From infrastructure and property taxes to electronic billboards and hookah lounges, the public had a chance Monday night to ask both mayoral and city council candidates some tough questions regarding the needs of rapid city.
One of the hot topics was the question regarding the state of hookah lounges, businesses mayoral challenger Mark Kirkeby supports.
He blames the incumbent, Mayor Sam Kooiker, for attempting to close them down and take away jobs, and says small businesses are the backbone of a strong government.
"With the state of the economy, the offspring business that can happen in downtown Rapid City, whether you like it or not it's a legal business," said Kirkeby. "And I think it's unfortunate that someone's trying to put them out of work."
Kooiker did not directly respond to the remarks made by Kirkeby but says the hookah businesses are complying with recent regulations of not serving malt liqueur beverages.
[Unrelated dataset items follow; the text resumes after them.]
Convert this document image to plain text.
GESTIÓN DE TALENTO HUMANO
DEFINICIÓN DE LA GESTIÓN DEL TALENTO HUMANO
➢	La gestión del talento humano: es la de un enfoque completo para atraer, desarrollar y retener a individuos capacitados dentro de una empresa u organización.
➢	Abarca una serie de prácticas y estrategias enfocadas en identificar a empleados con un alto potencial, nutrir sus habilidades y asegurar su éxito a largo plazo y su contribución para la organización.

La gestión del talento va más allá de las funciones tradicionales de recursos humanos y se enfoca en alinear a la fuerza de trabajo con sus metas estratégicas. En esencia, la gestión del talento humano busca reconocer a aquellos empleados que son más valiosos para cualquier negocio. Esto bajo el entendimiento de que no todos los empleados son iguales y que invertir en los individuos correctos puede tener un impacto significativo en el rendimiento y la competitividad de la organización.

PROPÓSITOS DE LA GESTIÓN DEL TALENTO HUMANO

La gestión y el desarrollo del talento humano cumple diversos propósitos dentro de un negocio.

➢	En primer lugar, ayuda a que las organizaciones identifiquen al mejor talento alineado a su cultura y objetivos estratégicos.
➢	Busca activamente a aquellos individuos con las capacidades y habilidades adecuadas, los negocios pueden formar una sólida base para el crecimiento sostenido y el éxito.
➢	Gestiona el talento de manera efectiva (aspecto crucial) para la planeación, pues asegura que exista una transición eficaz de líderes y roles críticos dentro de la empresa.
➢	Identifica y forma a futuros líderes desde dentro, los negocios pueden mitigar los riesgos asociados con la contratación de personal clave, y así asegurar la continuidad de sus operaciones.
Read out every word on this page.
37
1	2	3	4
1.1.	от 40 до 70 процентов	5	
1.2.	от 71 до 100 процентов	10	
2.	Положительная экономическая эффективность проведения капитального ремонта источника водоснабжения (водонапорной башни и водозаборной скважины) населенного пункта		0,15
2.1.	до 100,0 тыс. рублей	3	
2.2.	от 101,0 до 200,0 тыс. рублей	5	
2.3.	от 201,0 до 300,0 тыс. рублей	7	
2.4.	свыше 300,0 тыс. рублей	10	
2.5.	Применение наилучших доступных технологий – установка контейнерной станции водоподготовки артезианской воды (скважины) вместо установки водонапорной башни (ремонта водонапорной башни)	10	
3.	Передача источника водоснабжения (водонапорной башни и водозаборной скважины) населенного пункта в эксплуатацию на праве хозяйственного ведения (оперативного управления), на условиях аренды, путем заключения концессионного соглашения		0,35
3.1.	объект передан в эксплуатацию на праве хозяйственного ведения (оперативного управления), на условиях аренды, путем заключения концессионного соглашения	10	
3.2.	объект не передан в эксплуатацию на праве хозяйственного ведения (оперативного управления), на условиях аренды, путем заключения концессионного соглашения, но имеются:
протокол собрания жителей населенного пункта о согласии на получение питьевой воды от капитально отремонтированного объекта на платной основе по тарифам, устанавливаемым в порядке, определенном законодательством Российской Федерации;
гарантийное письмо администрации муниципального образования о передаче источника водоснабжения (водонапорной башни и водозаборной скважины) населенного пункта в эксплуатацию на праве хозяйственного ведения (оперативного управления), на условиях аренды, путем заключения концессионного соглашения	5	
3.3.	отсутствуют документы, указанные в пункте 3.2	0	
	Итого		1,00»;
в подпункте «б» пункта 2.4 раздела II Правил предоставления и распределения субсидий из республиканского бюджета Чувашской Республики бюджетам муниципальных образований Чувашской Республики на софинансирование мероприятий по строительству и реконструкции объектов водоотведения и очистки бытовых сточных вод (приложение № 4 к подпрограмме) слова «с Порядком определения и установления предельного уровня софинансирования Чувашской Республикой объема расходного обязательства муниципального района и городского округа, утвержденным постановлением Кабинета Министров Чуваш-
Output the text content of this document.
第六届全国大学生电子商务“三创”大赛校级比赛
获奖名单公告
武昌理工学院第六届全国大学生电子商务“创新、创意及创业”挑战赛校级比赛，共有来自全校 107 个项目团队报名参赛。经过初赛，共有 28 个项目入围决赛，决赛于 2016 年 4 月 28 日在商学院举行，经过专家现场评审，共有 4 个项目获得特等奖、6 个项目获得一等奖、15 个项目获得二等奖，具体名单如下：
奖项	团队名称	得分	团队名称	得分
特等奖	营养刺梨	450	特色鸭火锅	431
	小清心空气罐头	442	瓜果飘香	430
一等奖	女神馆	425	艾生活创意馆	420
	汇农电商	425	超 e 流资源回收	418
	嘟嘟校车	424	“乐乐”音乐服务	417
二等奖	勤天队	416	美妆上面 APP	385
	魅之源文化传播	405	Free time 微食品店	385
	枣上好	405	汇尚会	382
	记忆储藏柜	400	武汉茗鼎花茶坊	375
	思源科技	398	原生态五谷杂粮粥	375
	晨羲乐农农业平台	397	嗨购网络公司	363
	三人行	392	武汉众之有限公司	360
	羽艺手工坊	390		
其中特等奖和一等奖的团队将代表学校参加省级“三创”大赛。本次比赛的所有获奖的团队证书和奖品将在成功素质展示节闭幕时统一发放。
In the conversation regarding infrastructure, Kooiker says the city will spend approximately $33 million toward street and utility repairs.
"There's a lot of chip seals that need to be done," said Kooiker. "There's a lot of overlay that needs to be done, and there's a lot of reconstruction that needs to be done."
Kirkeby is also very pleased with the implement of change in 2012 funds to be used toward infrastructure.
All four candidates present, incumbent Ward 5 Councilman Ron Sasso and his challenger Brad Estes were also present, agreed on the option regarding prayer before City Hall meetings, and that they think it is a constitutional right to do so.
Estes says nothing can be done about the issue now, and only time will tell if a lawsuit appears. He believes private individuals would put money up to defend it in the case of a lawsuit.